A complete recalibration of the kicking game won't come overnight. Folk has missed some makeable kicks this spring, a sight Coach Steve Sarkisian has mostly shrugged off during post-practice interviews. He understands Folk is working with a new unit. Additionally, he's not overly concerned about kicks that don't count.
To get up to speed, a quartet of Folk, Bruns, Lopez and punter Will Mahan are a constant sight before and after practice. They've banded together each morning at 7 a.m. for workouts. When practice ends, the group will hang out together off the field as well.
"We're together almost every day," Lopez said. "Just building that friendship connection has really helped with the chemistry."
Outside of watching film, the only way Lopez said he can improve his long-snapping skills is with practice reps. So he'll gather Bruns and intentionally snap him balls that are too low or too high, helping to prepare the holder for the live snaps that do happen to go awry. Bruns said he's felt more comfortable as spring practice has worn on, knowing his sure hands (part of what made him a record-setting receiver out of Prosser High School) can handle any snap.
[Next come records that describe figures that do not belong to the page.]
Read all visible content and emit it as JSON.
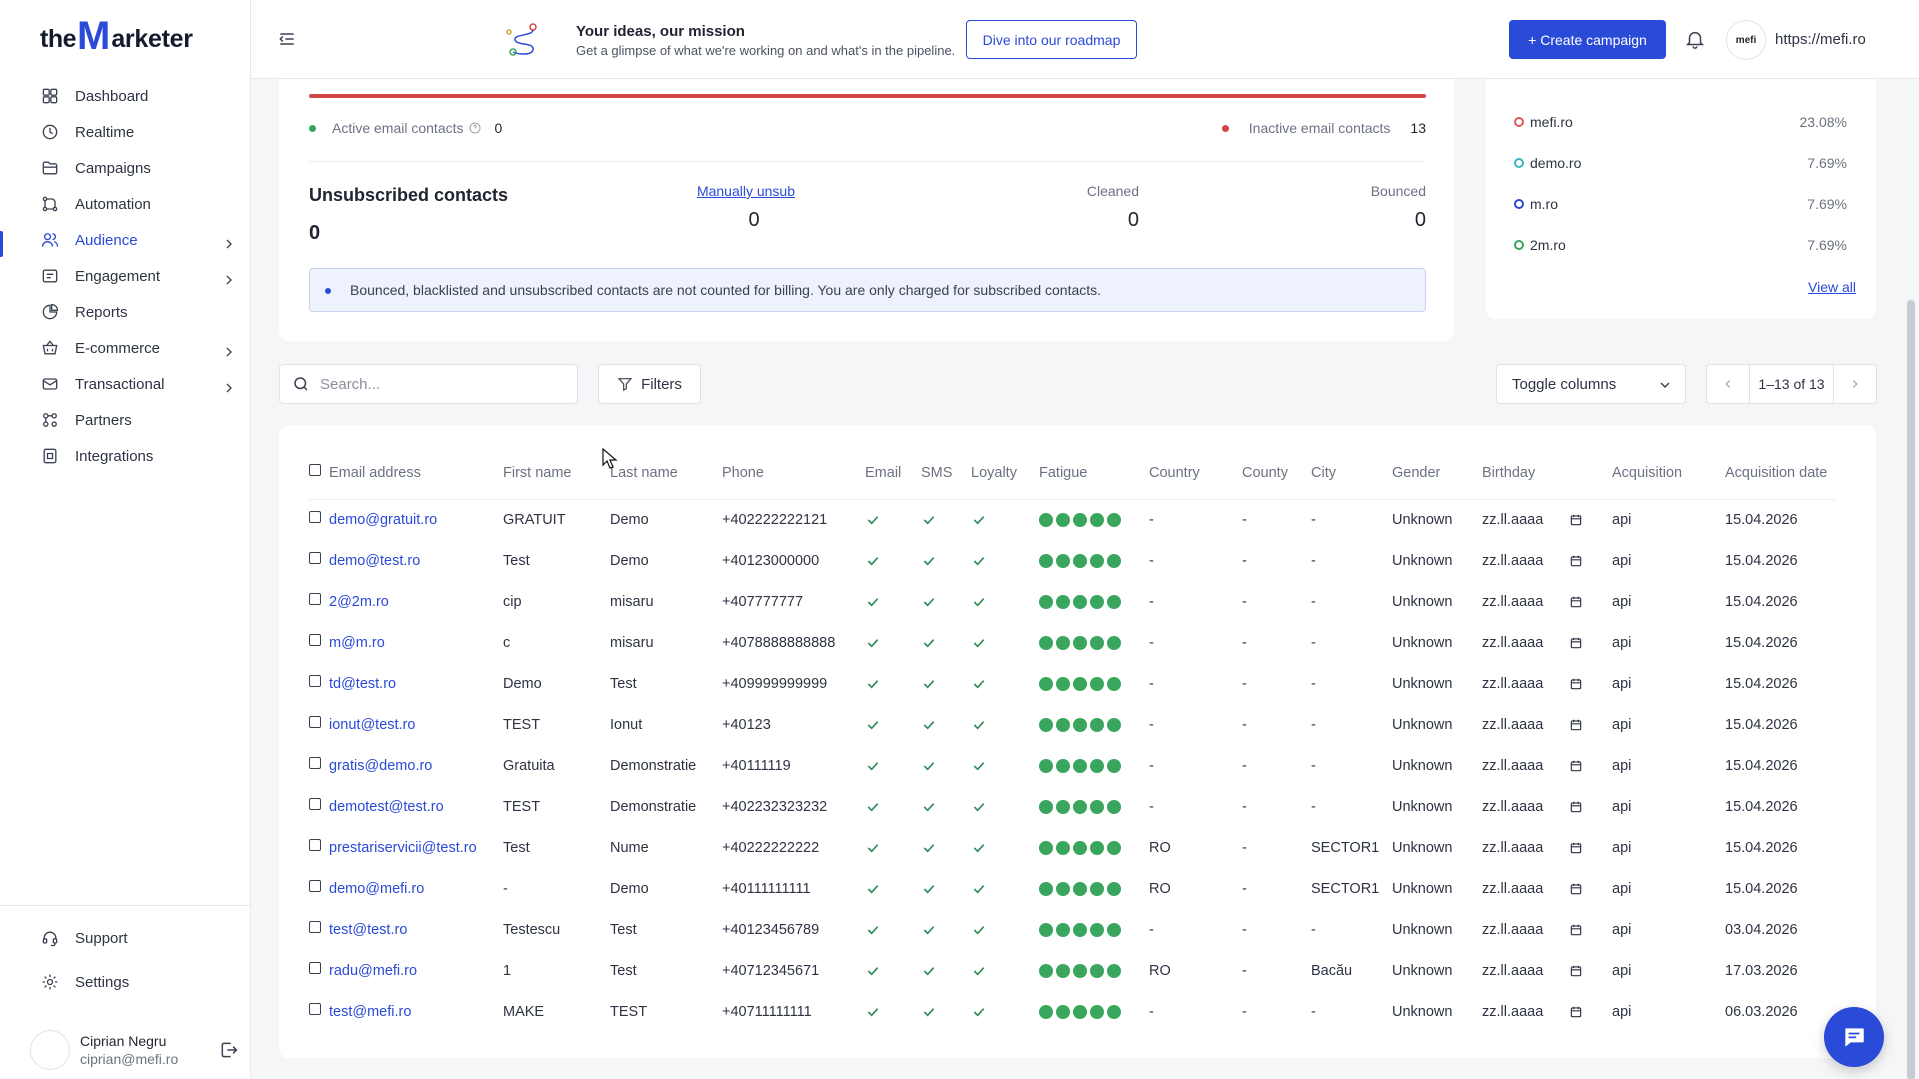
{
  "brand": {
    "logo_the": "the",
    "logo_m": "M",
    "logo_rest": "arketer"
  },
  "sidebar": {
    "items": [
      {
        "label": "Dashboard",
        "icon": "grid-icon"
      },
      {
        "label": "Realtime",
        "icon": "clock-icon"
      },
      {
        "label": "Campaigns",
        "icon": "folder-icon"
      },
      {
        "label": "Automation",
        "icon": "workflow-icon"
      },
      {
        "label": "Audience",
        "icon": "users-icon",
        "active": true,
        "chevron": true
      },
      {
        "label": "Engagement",
        "icon": "engagement-icon",
        "chevron": true
      },
      {
        "label": "Reports",
        "icon": "pie-chart-icon"
      },
      {
        "label": "E-commerce",
        "icon": "basket-icon",
        "chevron": true
      },
      {
        "label": "Transactional",
        "icon": "mail-icon",
        "chevron": true
      },
      {
        "label": "Partners",
        "icon": "partners-icon"
      },
      {
        "label": "Integrations",
        "icon": "integrations-icon"
      }
    ],
    "bottom": [
      {
        "label": "Support",
        "icon": "headset-icon"
      },
      {
        "label": "Settings",
        "icon": "gear-icon"
      }
    ],
    "user": {
      "name": "Ciprian Negru",
      "email": "ciprian@mefi.ro"
    }
  },
  "topbar": {
    "promo_title": "Your ideas, our mission",
    "promo_subtitle": "Get a glimpse of what we're working on and what's in the pipeline.",
    "roadmap_button": "Dive into our roadmap",
    "create_button": "+ Create campaign",
    "account_logo": "mefi",
    "account_url": "https://mefi.ro"
  },
  "summary": {
    "active_label": "Active email contacts",
    "active_value": "0",
    "inactive_label": "Inactive email contacts",
    "inactive_value": "13",
    "unsub_title": "Unsubscribed contacts",
    "unsub_value": "0",
    "manual_label": "Manually unsub",
    "manual_value": "0",
    "cleaned_label": "Cleaned",
    "cleaned_value": "0",
    "bounced_label": "Bounced",
    "bounced_value": "0",
    "info": "Bounced, blacklisted and unsubscribed contacts are not counted for billing. You are only charged for subscribed contacts.",
    "colors": {
      "inactive_bar": "#d64545",
      "active_dot": "#3aa55d",
      "inactive_dot": "#d64545"
    }
  },
  "domains": {
    "items": [
      {
        "name": "mefi.ro",
        "pct": "23.08%",
        "color": "#e05a5a"
      },
      {
        "name": "demo.ro",
        "pct": "7.69%",
        "color": "#3bb3c3"
      },
      {
        "name": "m.ro",
        "pct": "7.69%",
        "color": "#2a4ad8"
      },
      {
        "name": "2m.ro",
        "pct": "7.69%",
        "color": "#3aa55d"
      }
    ],
    "view_all": "View all"
  },
  "toolbar": {
    "search_placeholder": "Search...",
    "filters": "Filters",
    "toggle_columns": "Toggle columns",
    "page_range": "1–13 of 13"
  },
  "table": {
    "columns": [
      "Email address",
      "First name",
      "Last name",
      "Phone",
      "Email",
      "SMS",
      "Loyalty",
      "Fatigue",
      "Country",
      "County",
      "City",
      "Gender",
      "Birthday",
      "Acquisition",
      "Acquisition date"
    ],
    "rows": [
      {
        "email": "demo@gratuit.ro",
        "first": "GRATUIT",
        "last": "Demo",
        "phone": "+402222222121",
        "country": "-",
        "county": "-",
        "city": "-",
        "gender": "Unknown",
        "birthday": "zz.ll.aaaa",
        "acq": "api",
        "date": "15.04.2026"
      },
      {
        "email": "demo@test.ro",
        "first": "Test",
        "last": "Demo",
        "phone": "+40123000000",
        "country": "-",
        "county": "-",
        "city": "-",
        "gender": "Unknown",
        "birthday": "zz.ll.aaaa",
        "acq": "api",
        "date": "15.04.2026"
      },
      {
        "email": "2@2m.ro",
        "first": "cip",
        "last": "misaru",
        "phone": "+407777777",
        "country": "-",
        "county": "-",
        "city": "-",
        "gender": "Unknown",
        "birthday": "zz.ll.aaaa",
        "acq": "api",
        "date": "15.04.2026"
      },
      {
        "email": "m@m.ro",
        "first": "c",
        "last": "misaru",
        "phone": "+4078888888888",
        "country": "-",
        "county": "-",
        "city": "-",
        "gender": "Unknown",
        "birthday": "zz.ll.aaaa",
        "acq": "api",
        "date": "15.04.2026"
      },
      {
        "email": "td@test.ro",
        "first": "Demo",
        "last": "Test",
        "phone": "+409999999999",
        "country": "-",
        "county": "-",
        "city": "-",
        "gender": "Unknown",
        "birthday": "zz.ll.aaaa",
        "acq": "api",
        "date": "15.04.2026"
      },
      {
        "email": "ionut@test.ro",
        "first": "TEST",
        "last": "Ionut",
        "phone": "+40123",
        "country": "-",
        "county": "-",
        "city": "-",
        "gender": "Unknown",
        "birthday": "zz.ll.aaaa",
        "acq": "api",
        "date": "15.04.2026"
      },
      {
        "email": "gratis@demo.ro",
        "first": "Gratuita",
        "last": "Demonstratie",
        "phone": "+40111119",
        "country": "-",
        "county": "-",
        "city": "-",
        "gender": "Unknown",
        "birthday": "zz.ll.aaaa",
        "acq": "api",
        "date": "15.04.2026"
      },
      {
        "email": "demotest@test.ro",
        "first": "TEST",
        "last": "Demonstratie",
        "phone": "+402232323232",
        "country": "-",
        "county": "-",
        "city": "-",
        "gender": "Unknown",
        "birthday": "zz.ll.aaaa",
        "acq": "api",
        "date": "15.04.2026"
      },
      {
        "email": "prestariservicii@test.ro",
        "first": "Test",
        "last": "Nume",
        "phone": "+40222222222",
        "country": "RO",
        "county": "-",
        "city": "SECTOR1",
        "gender": "Unknown",
        "birthday": "zz.ll.aaaa",
        "acq": "api",
        "date": "15.04.2026"
      },
      {
        "email": "demo@mefi.ro",
        "first": "-",
        "last": "Demo",
        "phone": "+40111111111",
        "country": "RO",
        "county": "-",
        "city": "SECTOR1",
        "gender": "Unknown",
        "birthday": "zz.ll.aaaa",
        "acq": "api",
        "date": "15.04.2026"
      },
      {
        "email": "test@test.ro",
        "first": "Testescu",
        "last": "Test",
        "phone": "+40123456789",
        "country": "-",
        "county": "-",
        "city": "-",
        "gender": "Unknown",
        "birthday": "zz.ll.aaaa",
        "acq": "api",
        "date": "03.04.2026"
      },
      {
        "email": "radu@mefi.ro",
        "first": "1",
        "last": "Test",
        "phone": "+40712345671",
        "country": "RO",
        "county": "-",
        "city": "Bacău",
        "gender": "Unknown",
        "birthday": "zz.ll.aaaa",
        "acq": "api",
        "date": "17.03.2026"
      },
      {
        "email": "test@mefi.ro",
        "first": "MAKE",
        "last": "TEST",
        "phone": "+40711111111",
        "country": "-",
        "county": "-",
        "city": "-",
        "gender": "Unknown",
        "birthday": "zz.ll.aaaa",
        "acq": "api",
        "date": "06.03.2026"
      }
    ],
    "fatigue_color": "#3aa55d",
    "check_color": "#2e8b57"
  }
}
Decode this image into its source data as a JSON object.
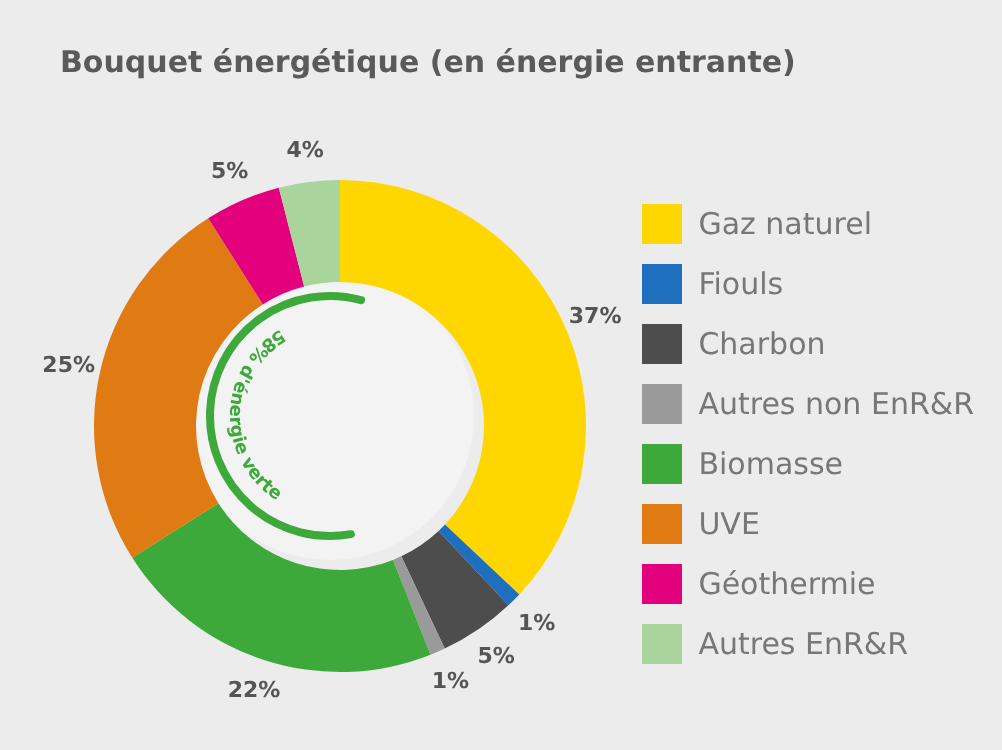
{
  "chart_data": {
    "type": "donut",
    "title": "Bouquet énergétique (en énergie entrante)",
    "categories": [
      "Gaz naturel",
      "Fiouls",
      "Charbon",
      "Autres non EnR&R",
      "Biomasse",
      "UVE",
      "Géothermie",
      "Autres EnR&R"
    ],
    "values": [
      37,
      1,
      5,
      1,
      22,
      25,
      5,
      4
    ],
    "colors": [
      "#ffd600",
      "#1f6fbf",
      "#4d4d4d",
      "#9a9a9a",
      "#3da93a",
      "#e07a12",
      "#e3007d",
      "#a9d59c"
    ],
    "value_labels": [
      "37%",
      "1%",
      "5%",
      "1%",
      "22%",
      "25%",
      "5%",
      "4%"
    ],
    "legend": "right",
    "annotations": [
      "58% d'énergie verte"
    ]
  }
}
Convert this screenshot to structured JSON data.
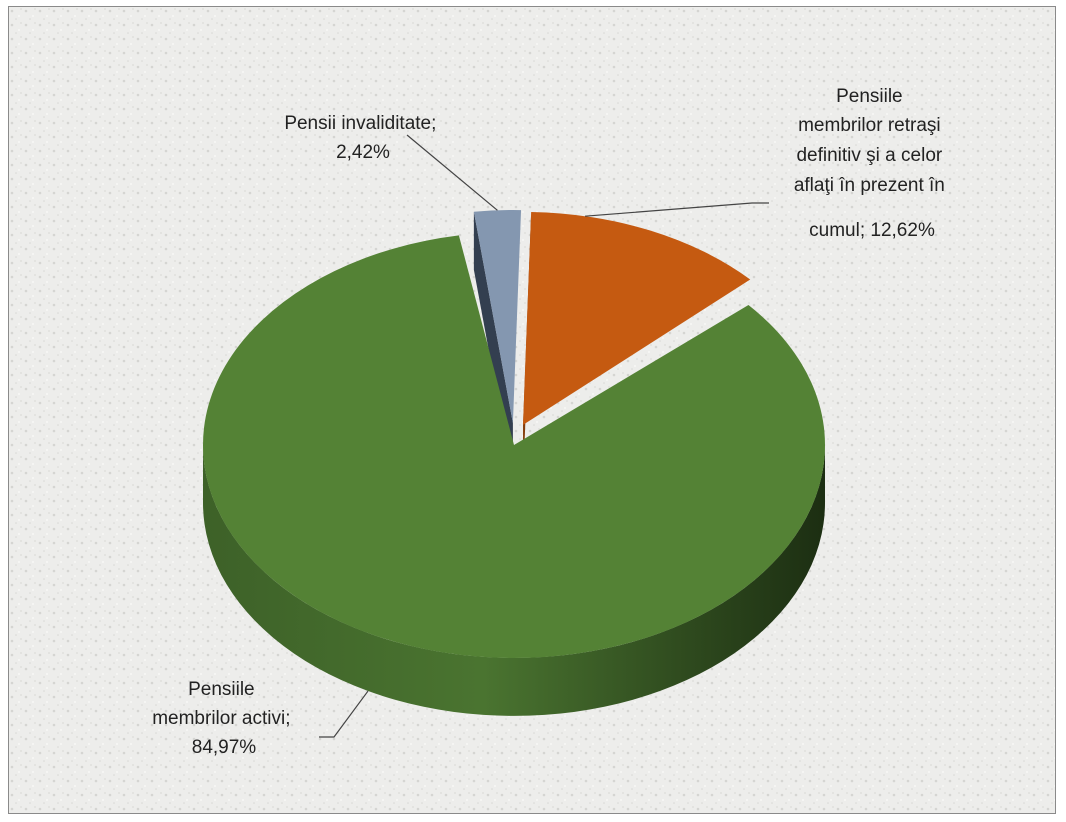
{
  "chart_data": {
    "type": "pie",
    "style": "3d-exploded",
    "title": "",
    "slices": [
      {
        "label_lines": [
          "Pensiile",
          "membrilor activi;",
          "84,97%"
        ],
        "value": 84.97,
        "color": "#548235",
        "side_color": "#2f4a1e"
      },
      {
        "label_lines": [
          "Pensii invaliditate;",
          "2,42%"
        ],
        "value": 2.42,
        "color": "#8497b0",
        "side_color": "#333f50"
      },
      {
        "label_lines": [
          "Pensiile",
          "membrilor retraşi",
          "definitiv şi a celor",
          "aflaţi în prezent în",
          "cumul; 12,62%"
        ],
        "value": 12.62,
        "color": "#c55a11",
        "side_color": "#843c0c"
      }
    ],
    "legend": "none",
    "data_labels": "outside-with-leader-lines"
  }
}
The extra practice has helped, according to Bruns, who noted Folk is regaining the form that made him one of the most successful placekickers in Husky history in 2009. Case in point: during Saturday's scrimmage at a wind-swept Husky Stadium, Folk drilled a 45-yard field goal.
"We've made a big gain from where we were at the beginning of spring to now," Bruns said.
Bruns enjoys holding because it keeps him on the field. When he was approached this offseason by the coaches about the opportunity, he jumped. Holding offered him a sure job on the field, unlike receiving, where there is brutal competition to showcase yourself in front of the decision makers. The Huskies returned a deep class of receivers, and Bruns wasn't helped when he suffered a concussion during the early part of spring ball. The knock wasn't serious, but it was enough for others to step into his place.
"There's a lot of depth at the receiver position. A lot," Bruns said. "We're all close, and it's better for us as a unit (to be deep). It's going to help me individually as well."
Lopez has no such competition to keep him up nights. The junior from nearby Bellevue began his college football career at the University of Michigan, a decision he called "rash." That's not to say he didn't enjoy his time in Ann Arbor, but he regretted leaving the Evergreen State to head east almost immediately. Last year, Lopez backed up Morovick. Now he's in sole possession of the job.
The hardest part of the gig, Lopez said, is putting yourself in the proper mind frame to succeed in such a short window. A long snapper can theoretically sit on the bench for 59 minutes and 55 seconds, and then be called upon to snap the would-be game-winning field goal.
"I'm a real calm, collected guy," Lopez said. "I don't get rattled. But stuff like this, you don't five to six opportunities to do it right. Sometimes, you only get one shot."